The annual elections for 2008-2009 executive board of the Student Government Association were held last week resulting in Jessica “Jai” Northcraft winning the president position over Laura Ness by 395-272 and the rest of Northcraft’s running mates winning as well. Brad Horstmann won the vice presidential position in an unopposed race with 563 votes, Hannah Lamontagne was elected treasurer over Anthony DiJacomo by 355-304, Bob Becker won the secretary position over Jon Kuklis 355-299 and Colby Langweiler won the parliamentarian position in an unopposed race with 463 votes.
Because of the two unopposed positions of vice president and parliamentarian, the executive board was bound to be a mix of the two tickets but ultimately resulted in only Langweiler, from the Ness ticket, being elected as parliamentarian and joining the members of the Northcraft ticket next year on the executive board.
On Tuesday, April 8 both tickets could be seen around campus handing out flyers to raise awareness of the elections and promote their platforms and names. The members of the Ness ticket had a comprehensive pamphlet as well, highlighting their goals if elected, such as a reworking of the budgeting process for student organizations, the personal project of DiJacomo. His plan create a new formula for budgeting based on an array of criteria was the subject of some questioning and controversy at the debate SGA held on Monday, April 7.
“I see friends out there that are part of the finance committee but I have to say this,” DiJacomo said at the debate, going on to say that SGA’s finance bylaws needed drastic change. The budgeting, based simply on the previous year’s budget for each organization, would have been discarded in DiJacomo’s plan and a new formula would be created.
“The criteria would have to stand on so many factors it’s not even funny,” DiJacomo said of his plan. The complexity of creating a new formula for deciding each organization’s budget could have made voters wary of uncharted territory in SGA bylaws.

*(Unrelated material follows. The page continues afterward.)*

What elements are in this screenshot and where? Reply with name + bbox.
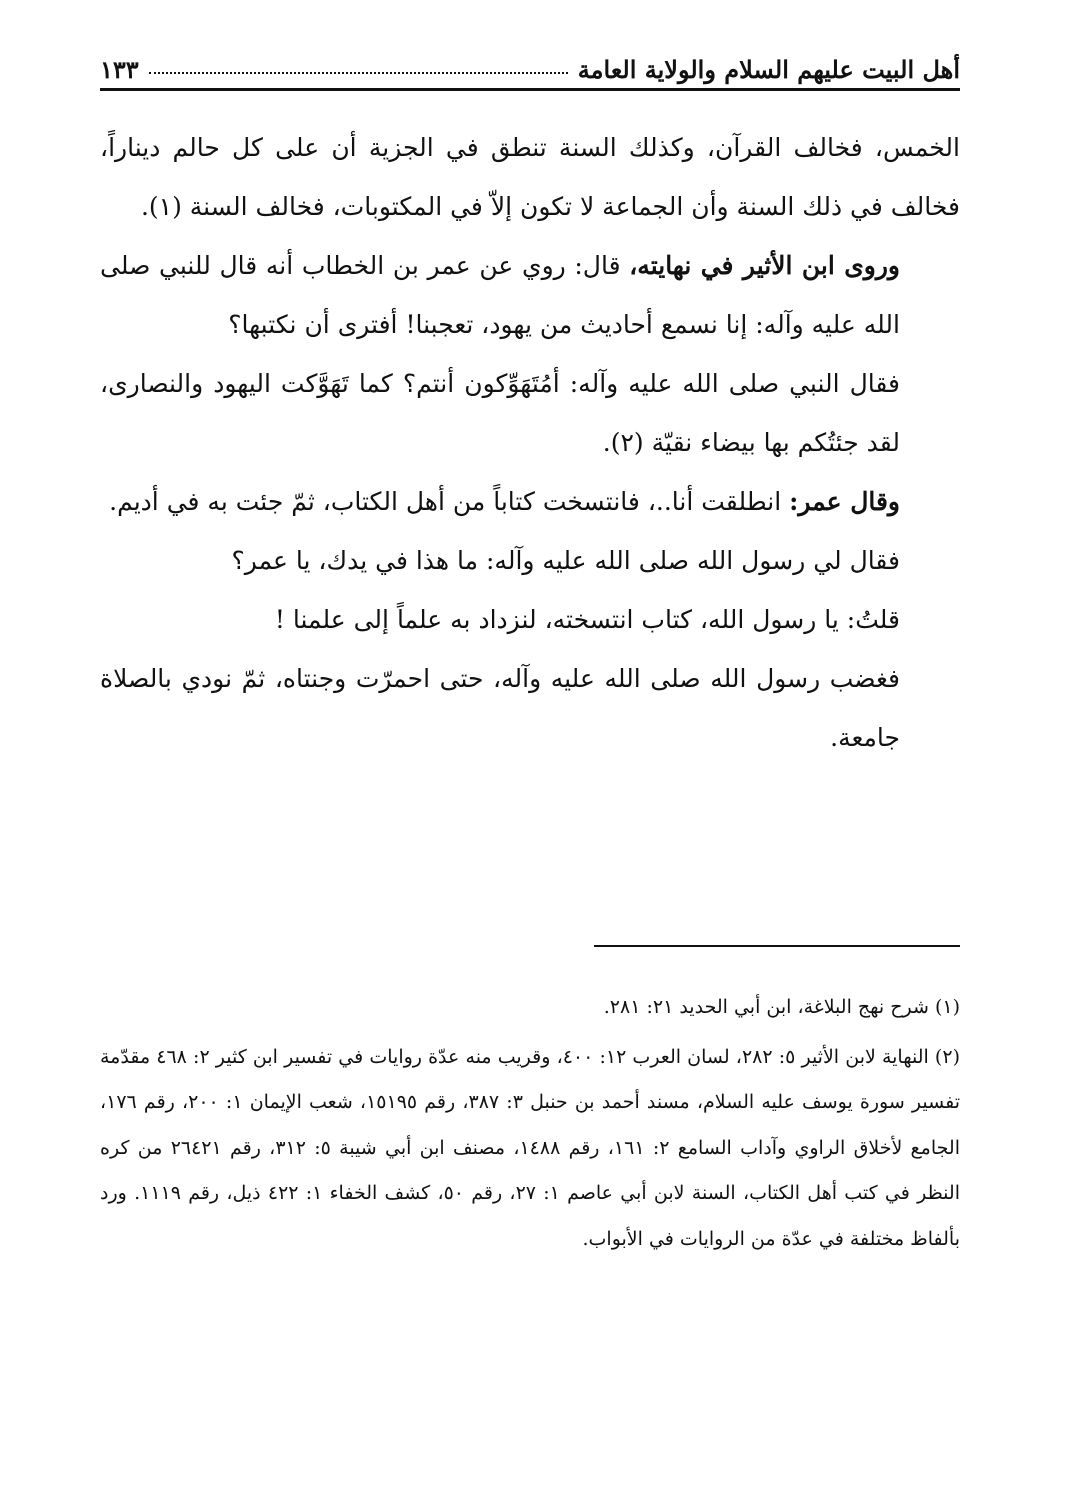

DiJacomo accepted that his ideas might not result in a completely new formula, understanding the uncertainty of the “feasibility of a very, very large change.”
Kuklis, who ran for the secretary position as part of Ness’ ticket, also had plans to begin a late-night shuttle service for students that would run from South Campus to Market Street to provide transportation and safety for students traveling to their off-campus residences or bars and restaurants located in the downtown West Chester area.
The shuttle service would require a private company to provide the bus, therefore requiring a certain amount of money to keep the shuttle running. Kuklis began this project several years ago and might continue to work on the shuttle service idea as an SGA senator.
The primary platforms of Northcraft’s victorious ticket were to “[p]rovide student representation in the University’s presidential search, provide updates to the student body in regards to campus construction and include students in negotiations of important campus contracts,” such as food service and laundry, among others.
Northcraft emphasized student interaction and communication with SGA at the debate held before the elections began. By definition, as Northcraft said, “Everyone is a member of student government,” urging that all students should become more involved in the workings of SGA and provide feedback to their elected student leaders. “I would like student’s voices heard,” Northcraft said.
While not as drastic as Dijacomo’s budgeting plan, Lamontagne also said that she would work to update SGA’s budgeting SOPs, or standard operating procedures, so that budgeting could be improved or made more streamlined for student organizations. The SGA finance committee works with student organizations to decide budgets each January, allowing Lamontagne the first semester to fulfill her plan of updating the SOPs.
Northcraft, who has led the finance committee this year said she will mirror her role as president.
“As far as my leadership style, I like to sit back and let the committee decide what’s best,” Northcraft said of being part of the finance committee and continuing that style as part of the executive board. The presidential position of the executive board does not include any vetoing power over other members of SGA, making the president work with student senators.
The representation of the student body that voted for next year’s executive board seemed to favor what might be considered the “safer” ticket out of the two, opting for less overall change in budgeting and the institution of new projects such as the late-night shuttle system.
This is an interesting juxtaposition to the hordes of young voters that are supporting Barack Obama in the nation’s presidential race whose entire platform is based on drastic change of national policies and procedures.